CABLE-LSM / benchcab

Tool for evaluation of CABLE land surface model
https://benchcab.readthedocs.io/en/latest/
Apache License 2.0
2 stars 4 forks source link

`path` set incorrectly in `Repo` classes #243

Closed ccarouge closed 6 months ago

ccarouge commented 9 months ago

Description

If I give a name to a realisation (eg. toto) checking out the main branch of the CABLE repository, the path for the repo should be src/toto instead it is set to src/toto/main. That is using branch 234-clean-parsing-optional.

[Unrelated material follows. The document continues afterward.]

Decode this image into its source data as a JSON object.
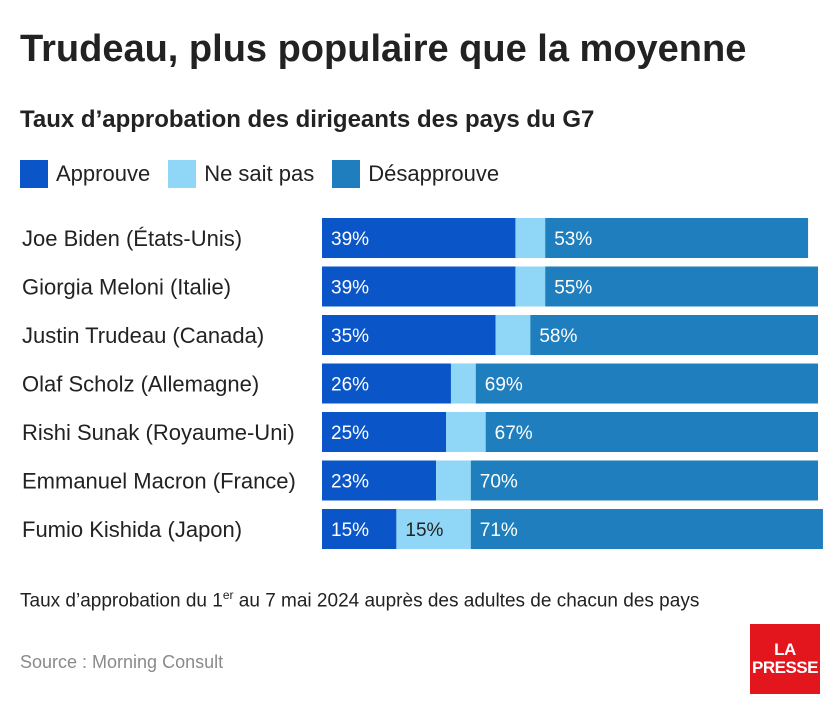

Then this crashes in add_revision which is about the only place that is using the repo.path variable.

Solution

If we don't want to change too many things, the simpler is in GitRepo.__init__() and SVNRepo.__init(), replace:

        self.path = path / branch if path.is_dir() else path

with

        self.path = path / branch if path == internal.SRC_DIR else path

But considering create_repo is called with:

                repo = create_repo(
                    spec=sub_config.pop("repo"),
                    path=internal.SRC_DIR / name if name else internal.SRC_DIR,
                )

this seems heavy...

Should we instead pass name to repo._init__() and then have:

        self.path = internal.SRC_DIR / name if name else internal.SRC_DIR / branch

How to reproduce

In integration.sh use:

cat > config.yaml << EOL
project: $PROJECT

realisations:
  - repo:
      git:
        branch: main
    name: toto

modules: [
  intel-compiler/2021.1.1,
  netcdf/4.7.4,
  openmpi/4.1.0
]

fluxsite:
  experiment: AU-Tum
  pbs:
    storage:
      - scratch/$PROJECT
EOL

Output

In the PBS log file:

multiprocessing.pool.RemoteTraceback:
"""
Traceback (most recent call last):
  File "/scratch/tm70/ccc561/conda/envs/benchcab-dev/lib/python3.9/multiprocessing/pool.py", line 125, in worker
    result = (True, func(*args, **kwds))
  File "/scratch/tm70/ccc561/conda/envs/benchcab-dev/lib/python3.9/multiprocessing/pool.py", line 48, in mapstar
    return list(map(*args))
  File "/home/561/ccc561/benchcab/benchcab/fluxsite.py", line 275, in run
    self.add_provenance_info(verbose=verbose)
  File "/home/561/ccc561/benchcab/benchcab/fluxsite.py", line 327, in add_provenance_info
    "svn_revision_number": self.model.repo.get_revision(),
  File "/home/561/ccc561/benchcab/benchcab/utils/repo.py", line 117, in get_revision
    repo = git.Repo(self.path)
  File "/scratch/tm70/ccc561/conda/envs/benchcab-dev/lib/python3.9/site-packages/git/repo/base.py", line 224, in __init__
    raise NoSuchPathError(epath)
git.exc.NoSuchPathError: /scratch/tm70/ccc561/benchcab/integration/src/toto/main
"""

The above exception was the direct cause of the following exception:

Traceback (most recent call last):
  File "/home/561/ccc561/.local/bin/benchcab", line 33, in <module>
    sys.exit(load_entry_point('benchcab', 'console_scripts', 'benchcab')())
  File "/home/561/ccc561/benchcab/benchcab/main.py", line 30, in main
    parse_and_dispatch(parser)
  File "/home/561/ccc561/benchcab/benchcab/main.py", line 20, in parse_and_dispatch
    func(**args)
  File "/home/561/ccc561/benchcab/benchcab/benchcab.py", line 251, in fluxsite_run_tasks
    run_tasks_in_parallel(tasks, n_processes=ncpus, verbose=verbose)
  File "/home/561/ccc561/benchcab/benchcab/fluxsite.py", line 366, in run_tasks_in_parallel
    pool.map(run_task, tasks, chunksize=1)
  File "/scratch/tm70/ccc561/conda/envs/benchcab-dev/lib/python3.9/multiprocessing/pool.py", line 364, in map
    return self._map_async(func, iterable, mapstar, chunksize).get()
  File "/scratch/tm70/ccc561/conda/envs/benchcab-dev/lib/python3.9/multiprocessing/pool.py", line 771, in get
    raise self._value
git.exc.NoSuchPathError: /scratch/tm70/ccc561/benchcab/integration/src/toto/main
ccarouge commented 9 months ago

@SeanBryan51 any views on this? I found it using the branch for #234 but it is possible it is also occurring with the main branch (not tested). So we need to add a case to our integration test...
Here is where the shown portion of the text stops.